Thread Status: Hello , There was no answer in this thread for more than 60 days.
It can take a long time to get an up-to-date response or contact with relevant users.
Nice Lobby you've got there mate, well done sir, how much did it weigh? if you've got a picture of it with todays paper you ought to put it in the FOM.
Have some rep.
 
Fantastic lobsters (they are 2 different ones I believe). Unfortunately you can't enter them in either the Fish of the Month (FOM) or the Hall of Fame (HOF) as you are such a new member. You need 5 posts for FOM and 10 posts for HOF. There's also a time constraint as you need to be a member foe a month.

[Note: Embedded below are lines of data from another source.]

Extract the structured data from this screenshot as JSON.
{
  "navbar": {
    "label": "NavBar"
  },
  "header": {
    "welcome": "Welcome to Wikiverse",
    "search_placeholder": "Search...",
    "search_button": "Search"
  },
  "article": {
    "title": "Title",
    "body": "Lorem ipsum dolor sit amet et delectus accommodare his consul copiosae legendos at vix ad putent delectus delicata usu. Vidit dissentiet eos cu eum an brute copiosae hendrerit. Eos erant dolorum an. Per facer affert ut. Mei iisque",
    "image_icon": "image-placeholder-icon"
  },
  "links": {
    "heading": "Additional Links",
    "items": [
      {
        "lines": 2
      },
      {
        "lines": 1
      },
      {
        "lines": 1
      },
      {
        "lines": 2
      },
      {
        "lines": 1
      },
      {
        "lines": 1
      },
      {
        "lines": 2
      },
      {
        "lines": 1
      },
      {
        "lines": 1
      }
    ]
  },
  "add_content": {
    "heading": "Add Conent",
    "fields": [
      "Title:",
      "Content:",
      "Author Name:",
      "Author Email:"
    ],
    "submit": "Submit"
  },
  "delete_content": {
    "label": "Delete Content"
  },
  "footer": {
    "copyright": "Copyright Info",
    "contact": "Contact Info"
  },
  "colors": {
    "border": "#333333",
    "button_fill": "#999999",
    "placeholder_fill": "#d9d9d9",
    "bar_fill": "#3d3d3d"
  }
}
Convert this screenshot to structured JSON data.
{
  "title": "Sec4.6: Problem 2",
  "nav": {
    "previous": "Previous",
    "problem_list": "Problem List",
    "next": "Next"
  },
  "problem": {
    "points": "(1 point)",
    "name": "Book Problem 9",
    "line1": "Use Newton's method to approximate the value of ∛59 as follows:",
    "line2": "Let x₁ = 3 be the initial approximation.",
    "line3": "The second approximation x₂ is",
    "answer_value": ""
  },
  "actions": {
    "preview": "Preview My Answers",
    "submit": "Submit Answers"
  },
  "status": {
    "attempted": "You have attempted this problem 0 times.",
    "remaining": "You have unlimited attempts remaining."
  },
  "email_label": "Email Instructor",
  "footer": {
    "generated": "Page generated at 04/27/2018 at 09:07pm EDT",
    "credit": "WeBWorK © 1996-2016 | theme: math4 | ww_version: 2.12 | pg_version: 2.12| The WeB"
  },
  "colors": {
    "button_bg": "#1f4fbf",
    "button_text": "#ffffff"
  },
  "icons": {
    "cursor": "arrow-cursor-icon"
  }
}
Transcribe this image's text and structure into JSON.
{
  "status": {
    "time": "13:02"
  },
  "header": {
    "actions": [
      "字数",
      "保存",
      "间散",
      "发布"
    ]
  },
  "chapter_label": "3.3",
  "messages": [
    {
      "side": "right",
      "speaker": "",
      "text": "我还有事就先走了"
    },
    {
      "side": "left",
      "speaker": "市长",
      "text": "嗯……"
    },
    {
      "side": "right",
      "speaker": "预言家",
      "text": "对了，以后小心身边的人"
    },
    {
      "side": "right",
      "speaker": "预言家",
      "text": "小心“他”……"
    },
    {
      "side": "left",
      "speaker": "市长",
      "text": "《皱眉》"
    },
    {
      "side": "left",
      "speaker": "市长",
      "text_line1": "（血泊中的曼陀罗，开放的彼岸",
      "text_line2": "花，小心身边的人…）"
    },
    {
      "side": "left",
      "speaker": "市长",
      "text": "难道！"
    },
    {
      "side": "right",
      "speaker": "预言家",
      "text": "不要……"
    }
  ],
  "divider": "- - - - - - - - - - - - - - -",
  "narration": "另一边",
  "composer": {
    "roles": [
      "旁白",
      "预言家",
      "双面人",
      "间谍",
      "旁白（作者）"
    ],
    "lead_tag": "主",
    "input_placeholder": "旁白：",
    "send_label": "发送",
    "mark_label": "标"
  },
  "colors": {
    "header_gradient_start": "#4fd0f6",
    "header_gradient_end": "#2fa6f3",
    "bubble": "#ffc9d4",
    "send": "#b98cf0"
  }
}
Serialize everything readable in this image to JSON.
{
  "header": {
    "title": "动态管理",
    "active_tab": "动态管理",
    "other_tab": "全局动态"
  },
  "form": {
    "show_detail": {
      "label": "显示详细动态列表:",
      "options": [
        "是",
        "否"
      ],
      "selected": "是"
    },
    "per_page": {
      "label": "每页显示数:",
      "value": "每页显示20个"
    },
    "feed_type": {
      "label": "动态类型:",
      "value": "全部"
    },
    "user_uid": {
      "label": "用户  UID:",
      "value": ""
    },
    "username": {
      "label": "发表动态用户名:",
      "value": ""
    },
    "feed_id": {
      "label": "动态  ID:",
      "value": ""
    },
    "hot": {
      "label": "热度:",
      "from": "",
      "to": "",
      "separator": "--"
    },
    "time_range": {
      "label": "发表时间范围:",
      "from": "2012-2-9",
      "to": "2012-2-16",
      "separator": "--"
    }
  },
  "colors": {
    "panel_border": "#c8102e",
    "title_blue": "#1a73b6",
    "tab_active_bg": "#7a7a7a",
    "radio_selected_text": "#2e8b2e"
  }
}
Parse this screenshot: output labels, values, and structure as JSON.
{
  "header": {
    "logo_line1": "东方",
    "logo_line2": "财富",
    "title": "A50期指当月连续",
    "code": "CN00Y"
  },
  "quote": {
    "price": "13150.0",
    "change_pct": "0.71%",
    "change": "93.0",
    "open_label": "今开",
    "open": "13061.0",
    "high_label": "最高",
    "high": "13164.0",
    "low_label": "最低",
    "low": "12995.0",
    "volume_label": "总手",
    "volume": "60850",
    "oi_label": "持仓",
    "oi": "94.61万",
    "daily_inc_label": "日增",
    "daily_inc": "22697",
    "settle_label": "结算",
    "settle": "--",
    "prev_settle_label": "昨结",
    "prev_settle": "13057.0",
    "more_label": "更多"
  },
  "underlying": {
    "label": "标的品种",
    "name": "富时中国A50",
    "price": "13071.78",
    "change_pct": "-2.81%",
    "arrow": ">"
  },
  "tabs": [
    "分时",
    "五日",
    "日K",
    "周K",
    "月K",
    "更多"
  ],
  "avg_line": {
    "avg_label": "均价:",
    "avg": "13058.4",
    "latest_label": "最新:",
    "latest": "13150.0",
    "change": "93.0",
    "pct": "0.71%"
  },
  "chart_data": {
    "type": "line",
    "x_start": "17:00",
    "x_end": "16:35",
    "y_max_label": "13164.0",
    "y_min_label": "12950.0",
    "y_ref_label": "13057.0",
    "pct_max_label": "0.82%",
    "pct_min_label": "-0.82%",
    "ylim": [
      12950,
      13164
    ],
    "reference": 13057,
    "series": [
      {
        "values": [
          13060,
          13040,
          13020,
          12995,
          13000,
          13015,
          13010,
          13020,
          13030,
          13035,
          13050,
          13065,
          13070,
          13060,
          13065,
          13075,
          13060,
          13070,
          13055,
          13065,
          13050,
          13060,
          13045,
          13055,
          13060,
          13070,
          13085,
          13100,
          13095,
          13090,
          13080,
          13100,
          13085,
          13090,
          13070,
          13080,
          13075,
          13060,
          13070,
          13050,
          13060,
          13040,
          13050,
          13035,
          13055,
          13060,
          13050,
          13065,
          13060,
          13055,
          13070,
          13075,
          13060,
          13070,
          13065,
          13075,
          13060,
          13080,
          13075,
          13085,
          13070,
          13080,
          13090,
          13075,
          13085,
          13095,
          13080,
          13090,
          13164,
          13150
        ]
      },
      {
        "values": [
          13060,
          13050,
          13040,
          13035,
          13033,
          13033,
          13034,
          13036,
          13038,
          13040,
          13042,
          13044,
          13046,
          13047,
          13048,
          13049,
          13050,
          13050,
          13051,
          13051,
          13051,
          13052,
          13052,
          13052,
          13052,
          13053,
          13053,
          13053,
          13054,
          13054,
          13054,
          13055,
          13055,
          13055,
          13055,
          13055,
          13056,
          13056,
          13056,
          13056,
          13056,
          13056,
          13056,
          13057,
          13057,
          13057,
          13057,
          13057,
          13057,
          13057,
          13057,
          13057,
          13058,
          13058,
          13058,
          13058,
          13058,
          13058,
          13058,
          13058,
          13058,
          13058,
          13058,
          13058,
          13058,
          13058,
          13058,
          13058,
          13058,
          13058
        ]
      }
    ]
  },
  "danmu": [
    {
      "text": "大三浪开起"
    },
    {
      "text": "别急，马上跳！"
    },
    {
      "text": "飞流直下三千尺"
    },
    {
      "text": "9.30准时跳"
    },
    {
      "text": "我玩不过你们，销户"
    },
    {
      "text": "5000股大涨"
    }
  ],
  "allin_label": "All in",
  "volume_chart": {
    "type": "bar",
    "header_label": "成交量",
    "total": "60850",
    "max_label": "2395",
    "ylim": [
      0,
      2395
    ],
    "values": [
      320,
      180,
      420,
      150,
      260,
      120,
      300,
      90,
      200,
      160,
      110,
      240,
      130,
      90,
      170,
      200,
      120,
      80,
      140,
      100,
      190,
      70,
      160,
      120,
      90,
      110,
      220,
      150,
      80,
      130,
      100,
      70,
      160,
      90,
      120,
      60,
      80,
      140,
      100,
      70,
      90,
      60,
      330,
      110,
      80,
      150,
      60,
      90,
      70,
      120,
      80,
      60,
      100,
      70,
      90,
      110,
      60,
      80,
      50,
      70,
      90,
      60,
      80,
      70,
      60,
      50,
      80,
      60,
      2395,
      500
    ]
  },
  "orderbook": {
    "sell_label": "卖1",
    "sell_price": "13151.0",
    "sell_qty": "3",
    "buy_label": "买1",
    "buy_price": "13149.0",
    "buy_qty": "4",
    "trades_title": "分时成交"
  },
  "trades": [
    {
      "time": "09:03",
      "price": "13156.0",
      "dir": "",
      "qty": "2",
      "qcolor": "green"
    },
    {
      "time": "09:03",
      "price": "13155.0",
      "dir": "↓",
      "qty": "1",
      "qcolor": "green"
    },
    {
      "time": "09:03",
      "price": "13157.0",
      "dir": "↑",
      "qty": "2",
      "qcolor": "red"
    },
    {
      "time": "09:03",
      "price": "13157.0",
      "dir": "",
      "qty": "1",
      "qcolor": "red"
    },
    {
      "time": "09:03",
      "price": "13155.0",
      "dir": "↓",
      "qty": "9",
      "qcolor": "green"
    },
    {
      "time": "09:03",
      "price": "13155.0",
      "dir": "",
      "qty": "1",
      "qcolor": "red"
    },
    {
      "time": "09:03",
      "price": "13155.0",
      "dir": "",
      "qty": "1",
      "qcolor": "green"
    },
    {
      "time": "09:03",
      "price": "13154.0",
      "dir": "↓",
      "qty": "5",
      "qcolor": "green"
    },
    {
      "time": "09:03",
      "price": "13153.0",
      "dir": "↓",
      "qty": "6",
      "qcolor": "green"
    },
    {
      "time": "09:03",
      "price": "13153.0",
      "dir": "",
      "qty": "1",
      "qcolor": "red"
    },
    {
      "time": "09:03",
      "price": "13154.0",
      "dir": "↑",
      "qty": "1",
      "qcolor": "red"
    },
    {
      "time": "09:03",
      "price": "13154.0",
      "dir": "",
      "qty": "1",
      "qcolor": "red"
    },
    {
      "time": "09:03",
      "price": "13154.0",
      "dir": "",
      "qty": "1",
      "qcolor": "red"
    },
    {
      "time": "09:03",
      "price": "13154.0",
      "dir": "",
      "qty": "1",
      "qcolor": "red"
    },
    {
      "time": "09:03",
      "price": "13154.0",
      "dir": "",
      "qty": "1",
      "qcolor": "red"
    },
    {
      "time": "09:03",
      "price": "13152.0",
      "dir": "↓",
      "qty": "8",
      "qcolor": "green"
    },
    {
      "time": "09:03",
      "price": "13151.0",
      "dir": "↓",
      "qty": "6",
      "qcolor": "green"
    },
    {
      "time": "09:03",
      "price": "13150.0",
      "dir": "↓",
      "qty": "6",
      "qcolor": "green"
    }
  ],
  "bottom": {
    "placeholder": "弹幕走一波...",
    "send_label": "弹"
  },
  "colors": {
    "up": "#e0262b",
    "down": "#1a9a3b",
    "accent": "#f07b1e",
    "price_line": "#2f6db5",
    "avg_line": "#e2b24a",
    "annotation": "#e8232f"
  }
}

I read your blog and that's impressive fishing (lobstering?).

You're welcome to do as you please on DB (within reason) but if you want a word of advice from an old hand (as well as an old man), then post your catches on the relavent local thread (Dorset?) rather than start a new thread. More people will view it and it may be more relavent.

Keep up the good work and keep posting.

Dave.
 
Hey Greg,

get it on the dorset 2010 thread mate!! Also put a little spearo tale in there, a little story about the vertual fight to the death etc.... wouldn't share location or every spearo in town will ascend upon your prime lobster spots. Shame you haven't made a few posts would have got your name in the Hof and possible fish of the month winner with that beast....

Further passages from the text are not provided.